Among the most prestigious honours in the photography world, it is a title that could elevate the cameraman to the highest echelons of his field.
“Many of my photographic heroes are among previous winners, and photographers from around 90 countries submitted several thousand entries.
“I never expected to be shortlisted, so to say that I am over the moon with the news would be an understatement,” he said.
But the winning shot was very much part of a regular day’s work for Stuart, aged 34, of Totley Rise.
An accomplished cinematographer, he travels the globe filming assignments in inhospitable environments from the Sahara desert to the Arctic Circle.
On graduating from the city’s Northern Media School, he launched his career by undertaking an unpaid expedition to the heart of the Tamil Tigers’ war zone.
It won him respect as well as experience and since then he has worked with numerous major TV channels and documentary makers, filming expeditions with big names including Ben Fogle, Benedict Allen, Julia Bradbury and Helen Skelton.
The photo that won him the Travel Photographer title was taken at Kaieteur Falls in Guyana while filming Serious Explorers for the BBC.
His most recent commission, for the Discovery Channel, follows James Cracknell on The World’s Toughest Expeditions.
It includes crossing Death Valley in America and paddling down the Zambezi river to the Victoria Falls.
Stuart enjoys the scope offered by film work, but he always carries a regular camera with him.
His list of accomplishments includes Sheffield Illuminated: a book featuring more than 140 striking nightscapes of his home city.
“I’ve always loved photography – that’s where my passion began,” he says. “It’s one moment that you’re trying to snatch.
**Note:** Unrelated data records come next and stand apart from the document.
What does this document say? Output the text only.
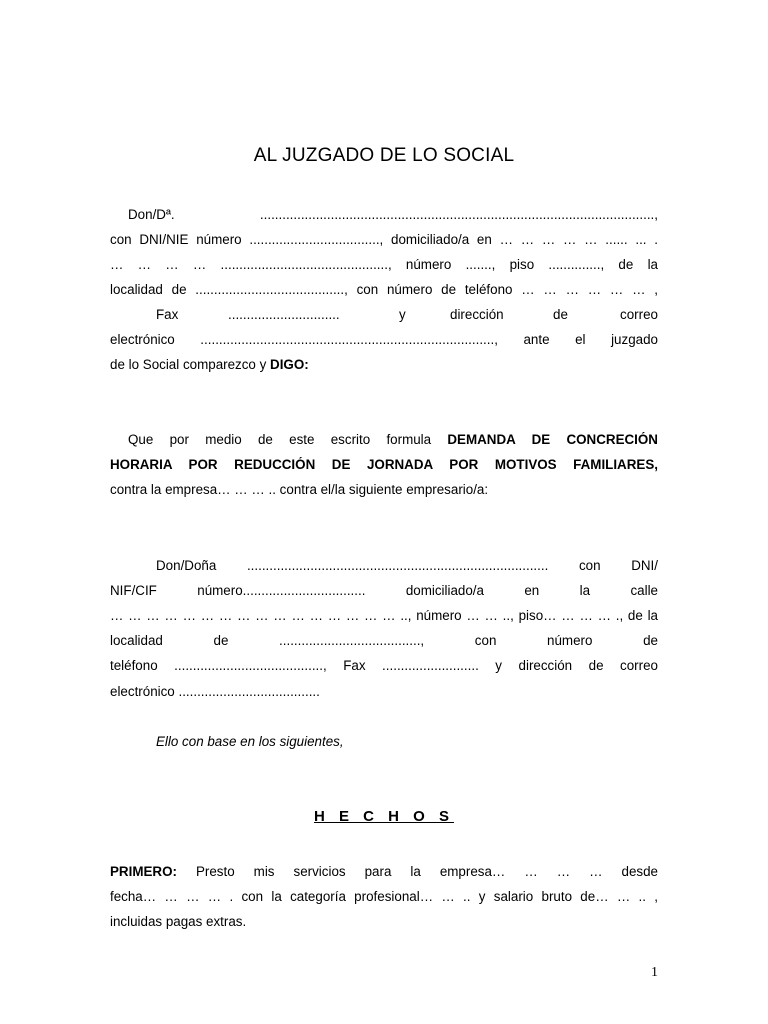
AL JUZGADO DE LO SOCIAL
Don/Dª. ..........................................................................................................,
con DNI/NIE número ..................................., domiciliado/a en … … … … … ...... ... .
… … … … ............................................., número ......., piso .............., de la
localidad de ........................................, con número de teléfono … … … … … … ,
Fax	..............................	y	dirección	de	correo
electrónico ..............................................................................., ante el juzgado
de lo Social comparezco y DIGO:
Que por medio de este escrito formula DEMANDA DE CONCRECIÓN
HORARIA POR REDUCCIÓN DE JORNADA POR MOTIVOS FAMILIARES,
contra la empresa… … … .. contra el/la siguiente empresario/a:
Don/Doña ................................................................................. con DNI/
NIF/CIF número................................. domiciliado/a en la calle
… … … … … … … … … … … … … … … … .., número … … .., piso… … … … ., de la
localidad de ......................................, con número de
teléfono ........................................, Fax .......................... y dirección de correo
electrónico ......................................
Ello con base en los siguientes,
H E C H O S
PRIMERO: Presto mis servicios para la empresa… … … … desde
fecha… … … … . con la categoría profesional… … .. y salario bruto de… … .. ,
incluidas pagas extras.
1
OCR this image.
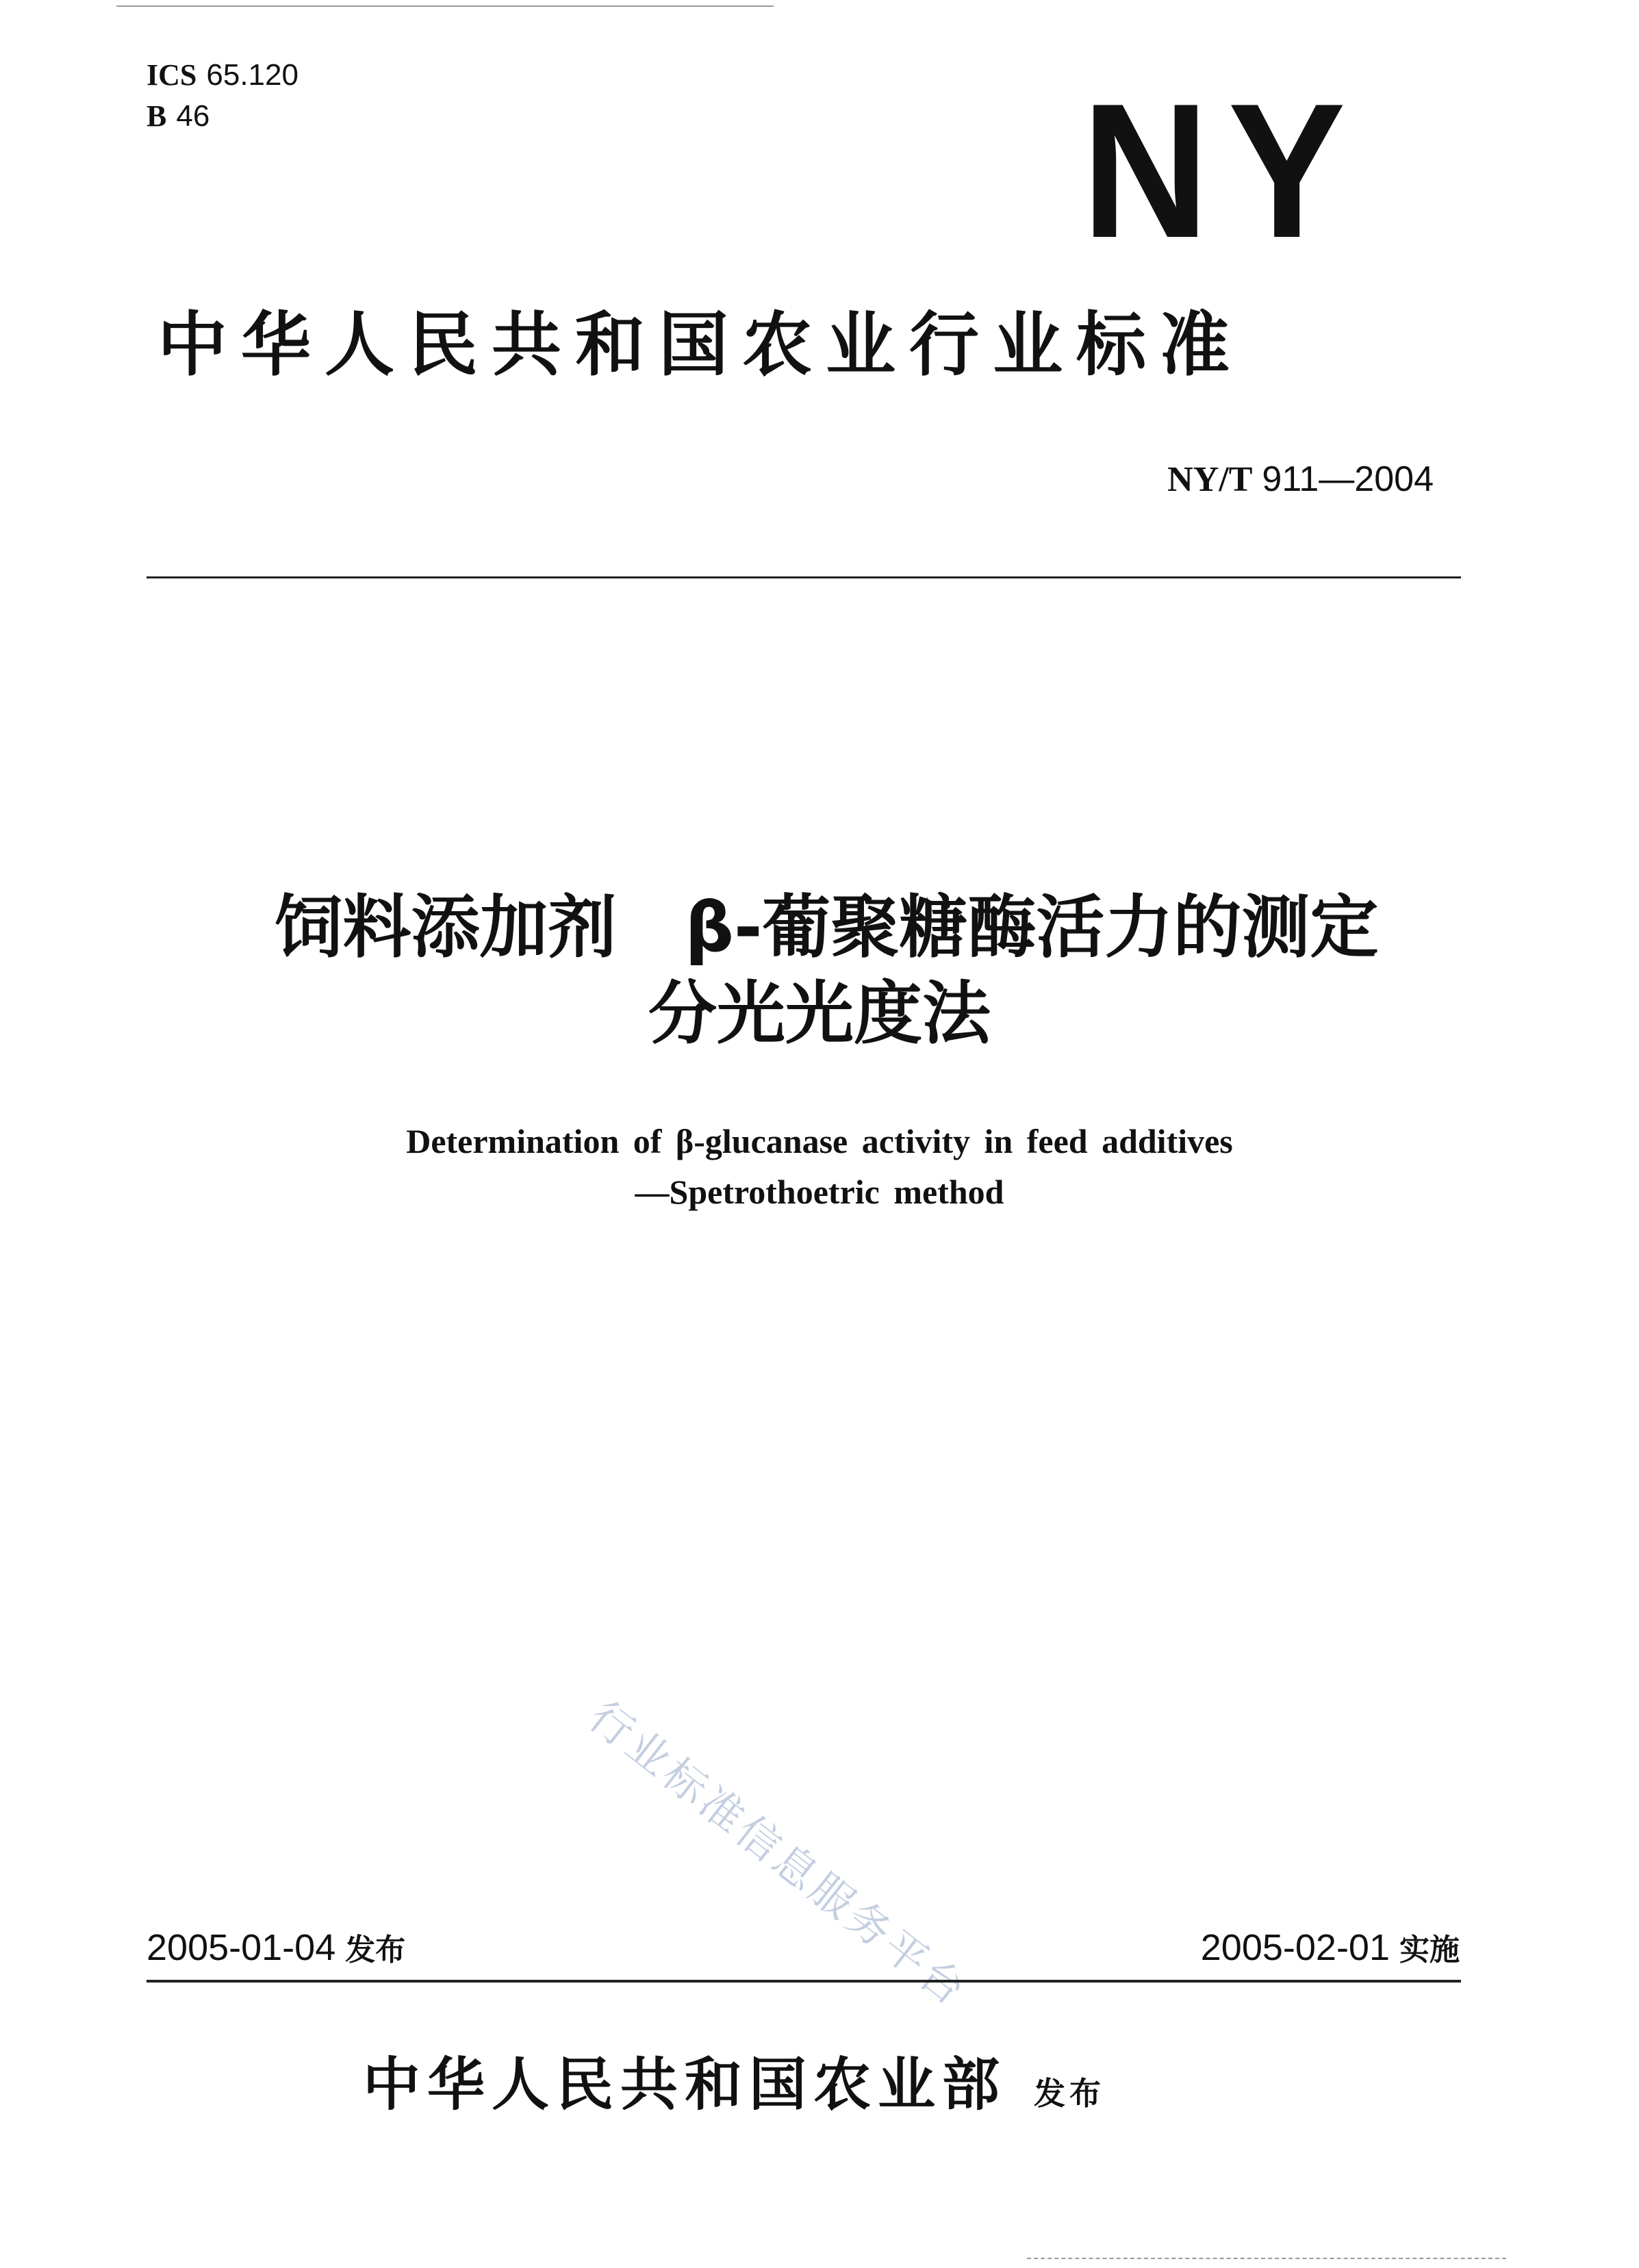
ICS 65.120
B 46	NY
中华人民共和国农业行业标准
NY/T 911—2004
饲料添加剂　β-葡聚糖酶活力的测定
分光光度法
Determination of β-glucanase activity in feed additives
—Spetrothoetric method
行业标准信息服务平台
2005-01-04 发布	2005-02-01 实施
中华人民共和国农业部 发布
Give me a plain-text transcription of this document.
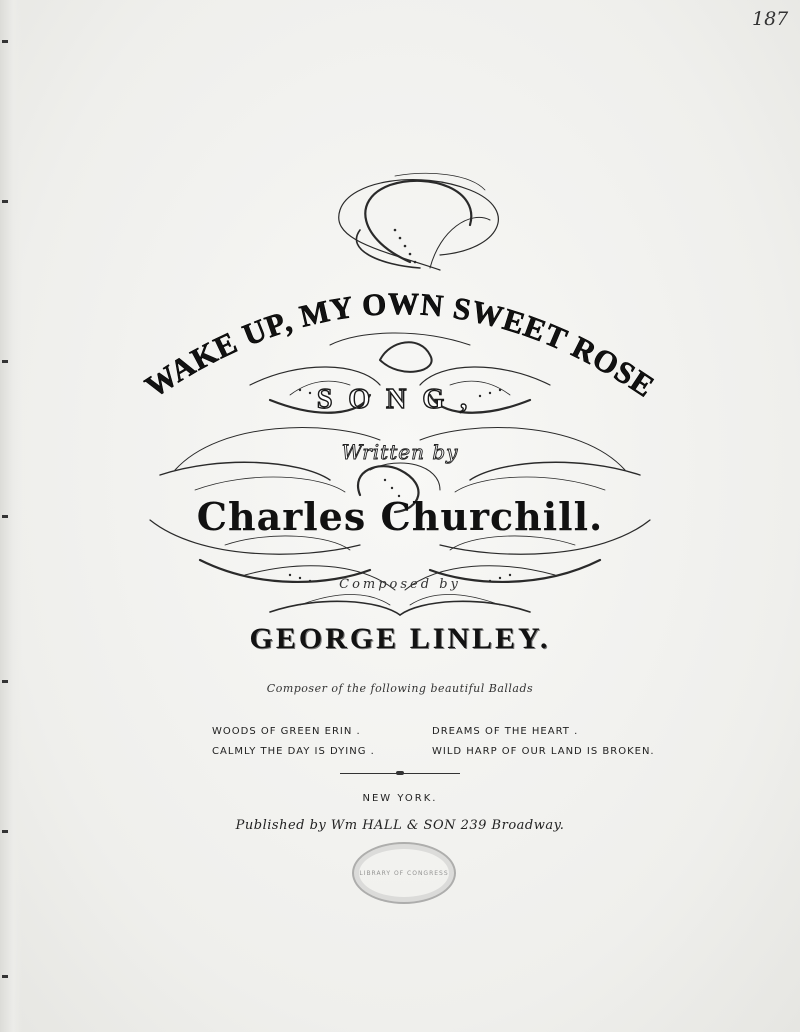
187
WAKE UP, MY OWN SWEET ROSE
SONG,
Written by
Charles Churchill.
Composed by
GEORGE LINLEY.
Composer of the following beautiful Ballads
WOODS OF GREEN ERIN .	DREAMS OF THE HEART .
CALMLY THE DAY IS DYING .	WILD HARP OF OUR LAND IS BROKEN.
NEW YORK.
Published by Wm HALL & SON 239 Broadway.
LIBRARY OF CONGRESS
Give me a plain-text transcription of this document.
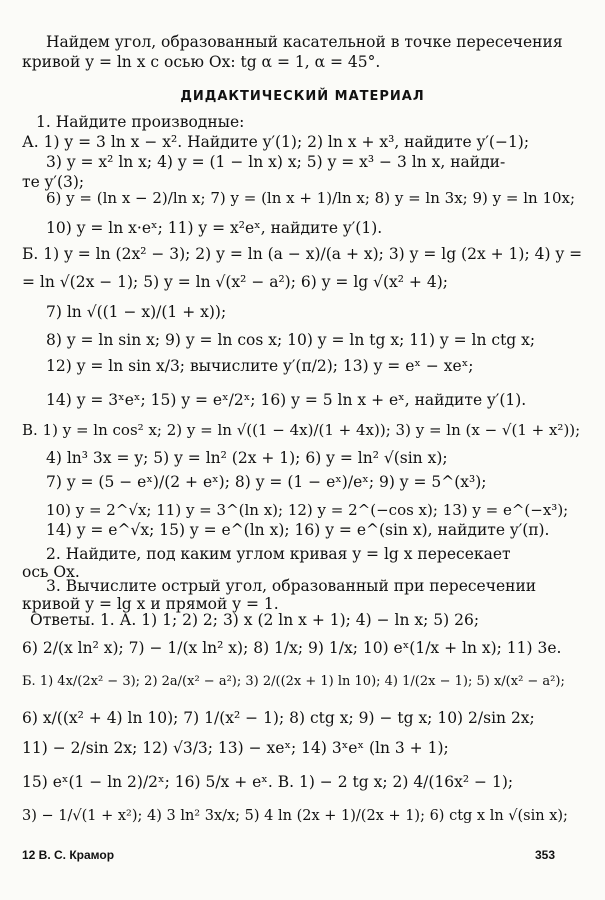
Найдем угол, образованный касательной в точке пересечения
кривой y = ln x с осью Ox: tg α = 1, α = 45°.
ДИДАКТИЧЕСКИЙ МАТЕРИАЛ
1. Найдите производные:
А. 1) y = 3 ln x − x². Найдите y′(1); 2) ln x + x³, найдите y′(−1);
3) y = x² ln x; 4) y = (1 − ln x) x; 5) y = x³ − 3 ln x, найди-
те y′(3);
6) y = (ln x − 2)/ln x; 7) y = (ln x + 1)/ln x; 8) y = ln 3x; 9) y = ln 10x;
10) y = ln x·eˣ; 11) y = x²eˣ, найдите y′(1).
Б. 1) y = ln (2x² − 3); 2) y = ln (a − x)/(a + x); 3) y = lg (2x + 1); 4) y =
= ln √(2x − 1); 5) y = ln √(x² − a²); 6) y = lg √(x² + 4);
7) ln √((1 − x)/(1 + x));
8) y = ln sin x; 9) y = ln cos x; 10) y = ln tg x; 11) y = ln ctg x;
12) y = ln sin x/3; вычислите y′(π/2); 13) y = eˣ − xeˣ;
14) y = 3ˣeˣ; 15) y = eˣ/2ˣ; 16) y = 5 ln x + eˣ, найдите y′(1).
В. 1) y = ln cos² x; 2) y = ln √((1 − 4x)/(1 + 4x)); 3) y = ln (x − √(1 + x²));
4) ln³ 3x = y; 5) y = ln² (2x + 1); 6) y = ln² √(sin x);
7) y = (5 − eˣ)/(2 + eˣ); 8) y = (1 − eˣ)/eˣ; 9) y = 5^(x³);
10) y = 2^√x; 11) y = 3^(ln x); 12) y = 2^(−cos x); 13) y = e^(−x³);
14) y = e^√x; 15) y = e^(ln x); 16) y = e^(sin x), найдите y′(π).
2. Найдите, под каким углом кривая y = lg x пересекает
ось Ox.
3. Вычислите острый угол, образованный при пересечении
кривой y = lg x и прямой y = 1.
Ответы. 1. А. 1) 1; 2) 2; 3) x (2 ln x + 1); 4) − ln x; 5) 26;
6) 2/(x ln² x); 7) − 1/(x ln² x); 8) 1/x; 9) 1/x; 10) eˣ(1/x + ln x); 11) 3e.
Б. 1) 4x/(2x² − 3); 2) 2a/(x² − a²); 3) 2/((2x + 1) ln 10); 4) 1/(2x − 1); 5) x/(x² − a²);
6) x/((x² + 4) ln 10); 7) 1/(x² − 1); 8) ctg x; 9) − tg x; 10) 2/sin 2x;
11) − 2/sin 2x; 12) √3/3; 13) − xeˣ; 14) 3ˣeˣ (ln 3 + 1);
15) eˣ(1 − ln 2)/2ˣ; 16) 5/x + eˣ. В. 1) − 2 tg x; 2) 4/(16x² − 1);
3) − 1/√(1 + x²); 4) 3 ln² 3x/x; 5) 4 ln (2x + 1)/(2x + 1); 6) ctg x ln √(sin x);
12 В. С. Крамор	353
Somehow photography still feels as though it has a longevity that TV doesn’t.”
As winner of the Travel Photographer title, he has been commissioned to photograph wild elephants in Valparai, Southern India, on behalf of UK-based charity Elephant Family.
The result will be exhibited at the Royal Geographical Society in London this summer.
Such a prospect would be daunting to many photographers, but Stuart has just one fear: “I’ve done quite a bit of wildlife photography and I know it involves a lot of waiting around. My only concern is whether we’ll actually see anything.
“If we don’t come back with any images there’s going to be a big exhibition with nothing to show!”
His next challenge is in the Brazilian jungle, in search of the lost Inca city of Z.
Meanwhile, he is still savouring memories of a more relaxing trip: new year in Paris with wife Christina.